O WhatsApp rapidamente disse que as pessoas estavam erradas e que não podiam ver nada dentro dos chats e chamadas criptografados. Mas era tarde demais.

“O mundo inteiro parece entender agora que o Facebook não está criando aplicativos para eles, o Facebook está criando aplicativos para seus dados”, disse Moxie Marlinspike, fundador e CEO da Signal. “Foi necessário este pequeno catalisador para levar todos à beira de uma mudança.”

O fervor foi tanto que na terça-feira, Moses Tsali, um rapper de Los Angeles, lançou um videoclipe para sua canção “Bata-me no sinal. E o endosso de Musk à Signal na semana passada enviou ações negociadas publicamente da Signal Advance Inc., um pequeno fabricante de dispositivos médicos, crescente de um valor de mercado de aproximadamente $ 50 milhões a mais de $ 3 bilhões. (A empresa não tem relacionamento com o aplicativo de mensagens.)

Alguns líderes mundiais também pediram às pessoas que se juntassem a eles nos aplicativos. No domingo, o Twitter do presidente Andrés Manuel López Obrador, do México, falou sobre seu novo grupo no Telegram. Na quarta-feira, ele tinha quase 100.000 membros.

Eli Sapir, CEO da Apptopia, disse que embora as preocupações das pessoas com a coleta de dados do Facebook sejam justas, o WhatsApp na verdade usa criptografia mais segura do que o Telegram. “É como passar de algo rico em açúcar para xarope de milho”, disse ele, acrescentando que o Signal era o mais seguro dos três.

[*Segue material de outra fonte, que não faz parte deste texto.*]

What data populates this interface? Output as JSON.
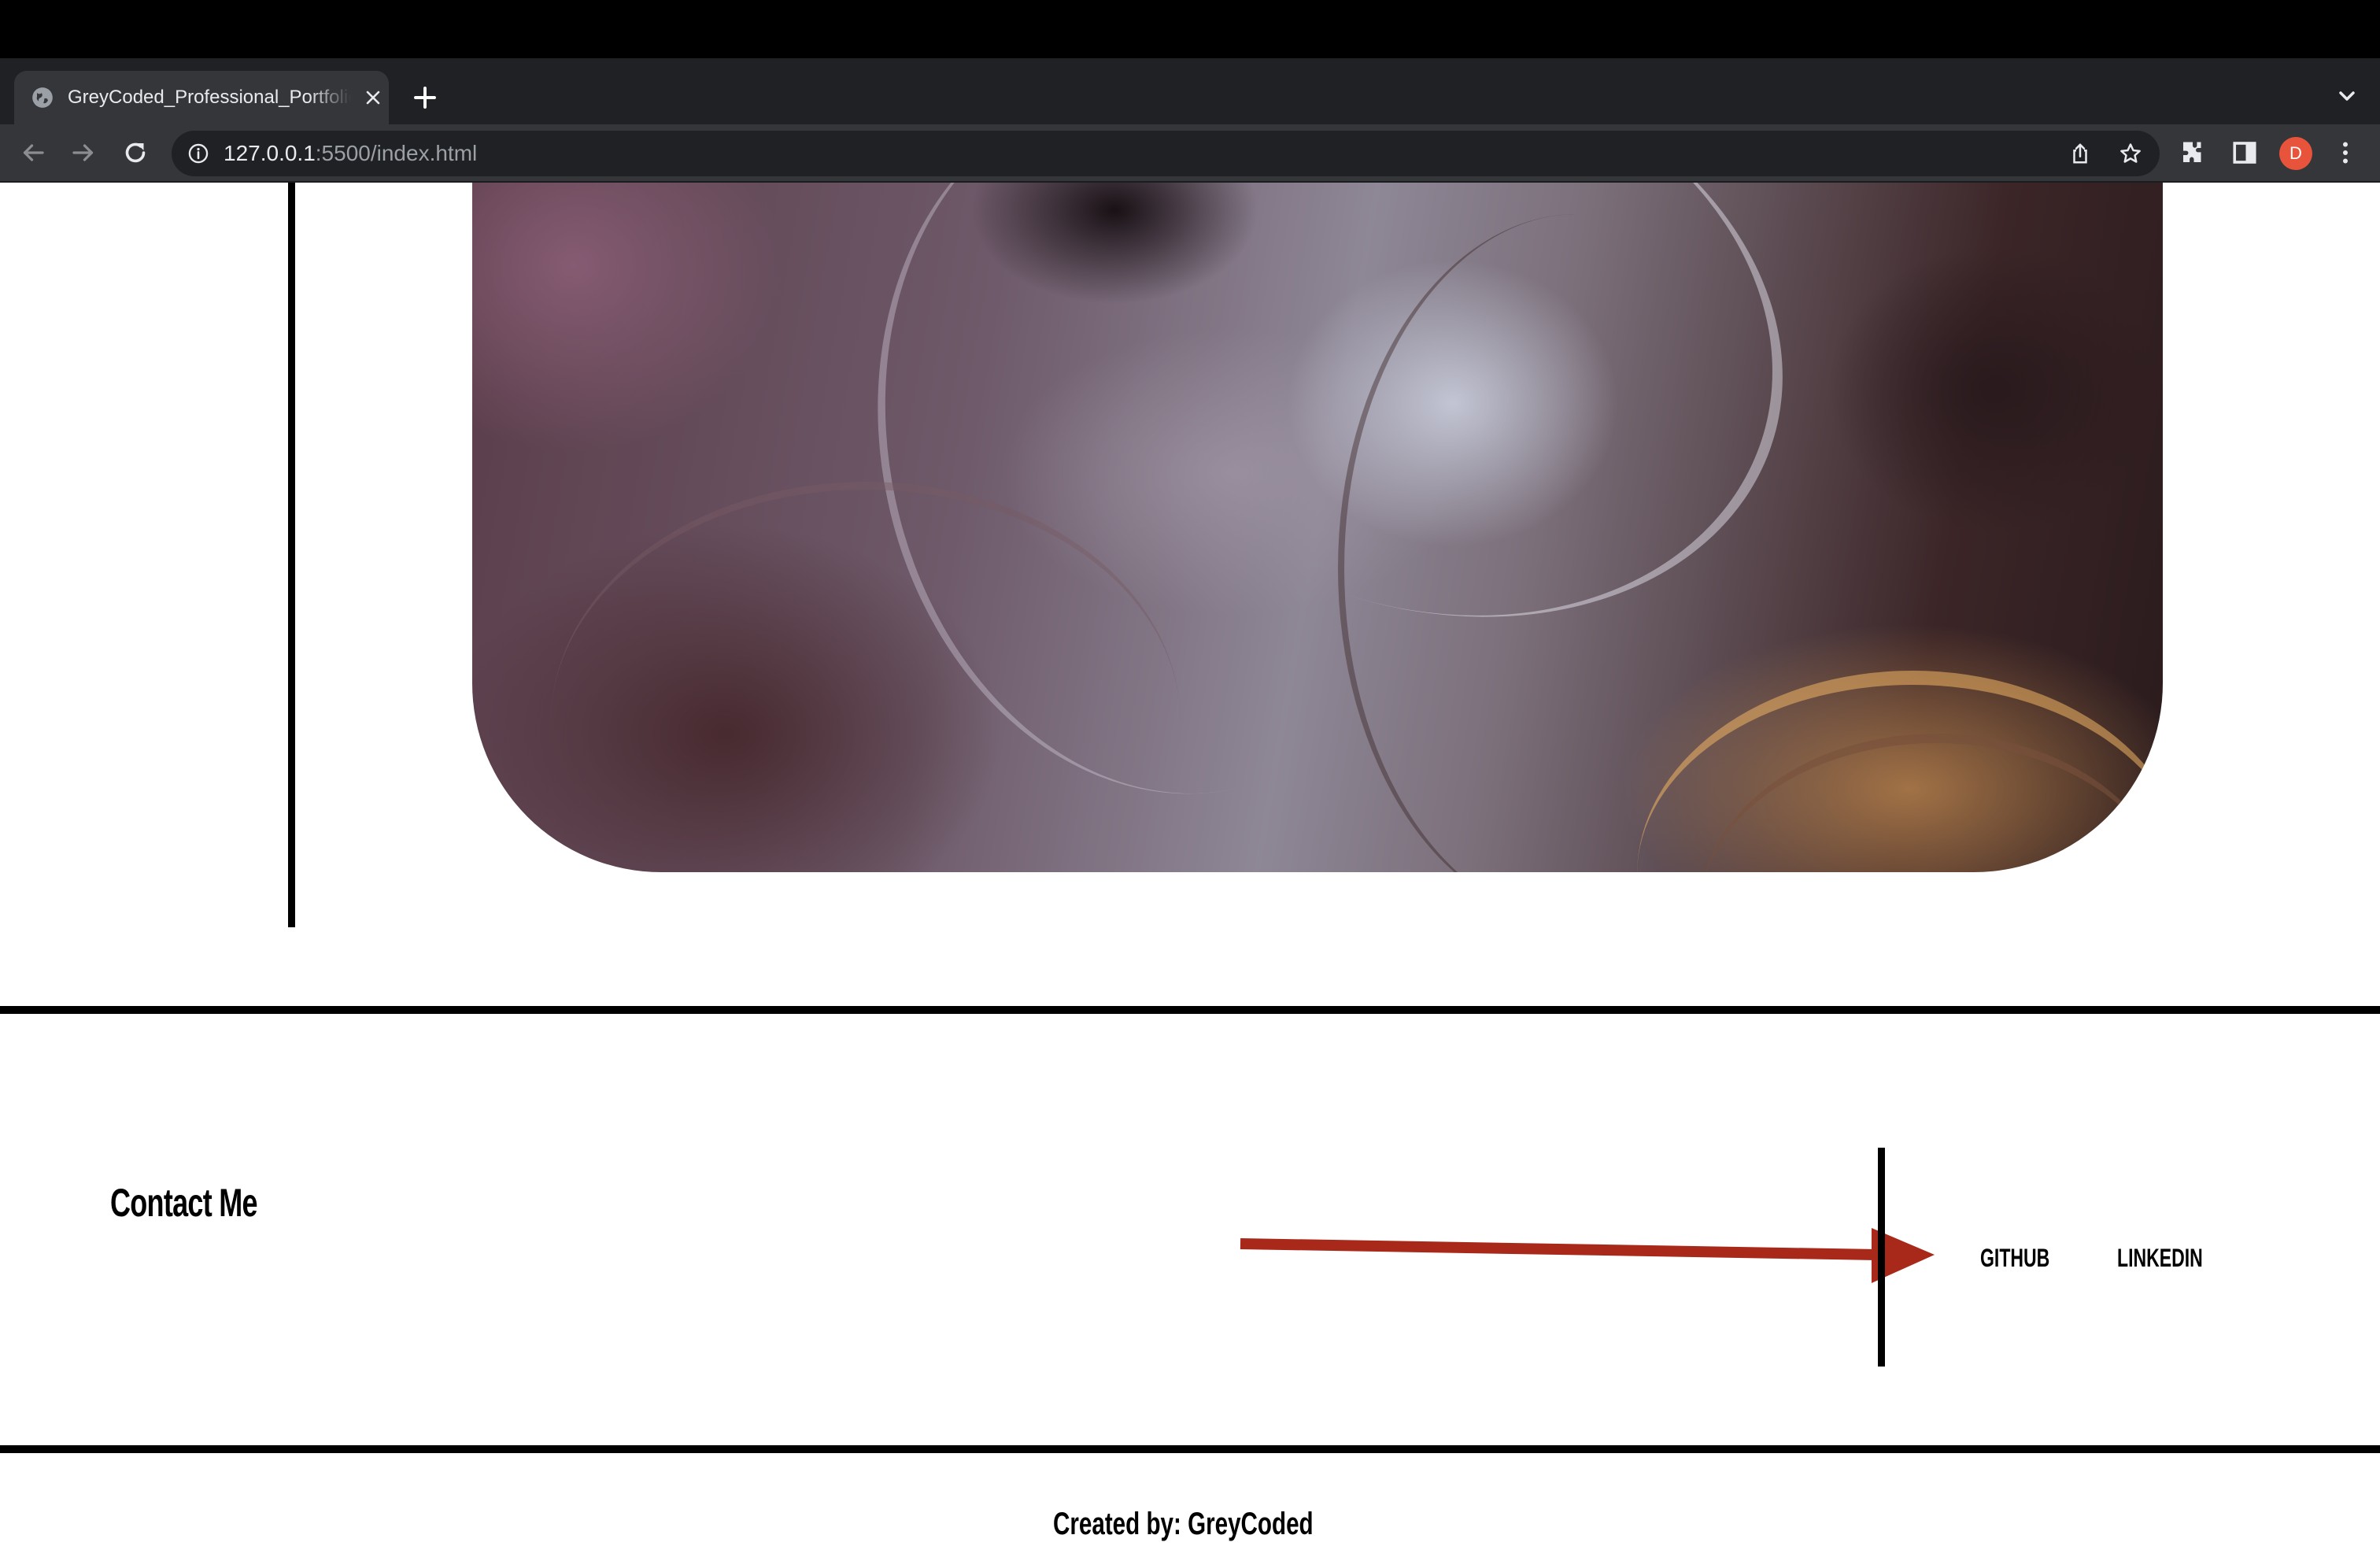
{
  "browser": {
    "tab_title": "GreyCoded_Professional_Portfolio",
    "url_host": "127.0.0.1",
    "url_rest": ":5500/index.html",
    "profile_initial": "D",
    "icons": [
      "globe-icon",
      "close-icon",
      "plus-icon",
      "chevron-down-icon",
      "back-icon",
      "forward-icon",
      "reload-icon",
      "info-icon",
      "share-icon",
      "star-icon",
      "extensions-icon",
      "side-panel-icon",
      "menu-icon"
    ]
  },
  "contact": {
    "title": "Contact Me",
    "links": [
      {
        "label": "GITHUB"
      },
      {
        "label": "LINKEDIN"
      }
    ]
  },
  "footer": {
    "credit": "Created by: GreyCoded"
  },
  "colors": {
    "arrow": "#a8281a",
    "avatar": "#e8543b",
    "chrome_dark": "#202124",
    "chrome_toolbar": "#35363a"
  }
}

Meyi Alabi, 18, estudante em Ibadan, Nigéria, disse que ficou surpresa esta semana quando sua mãe a convidou para se juntar à Signal. Sua mãe havia baixado o aplicativo a pedido de um amigo preocupado com o WhatsApp.

“Fiquei em choque porque ela entendeu antes de mim”, disse ele. “Costumamos contar aos nossos pais sobre novos aplicativos. Agora, de repente, somos nós que nos informamos. “

Agrawal, o criptomoeda, disse que seus pais há muito tempo participam de vários grupos de bate-papos do WhatsApp com amigos e familiares de universidades na Índia. Ele disse que foi informado que eles se juntaram ao Signal para acompanhar muitos daqueles chats que estavam se movendo para lá, porque alguns dos participantes estavam preocupados com a nova política do WhatsApp.

Ele disse que sabia que os perigos da política do WhatsApp eram exagerados, mas grande parte do público não entende como seus dados são tratados.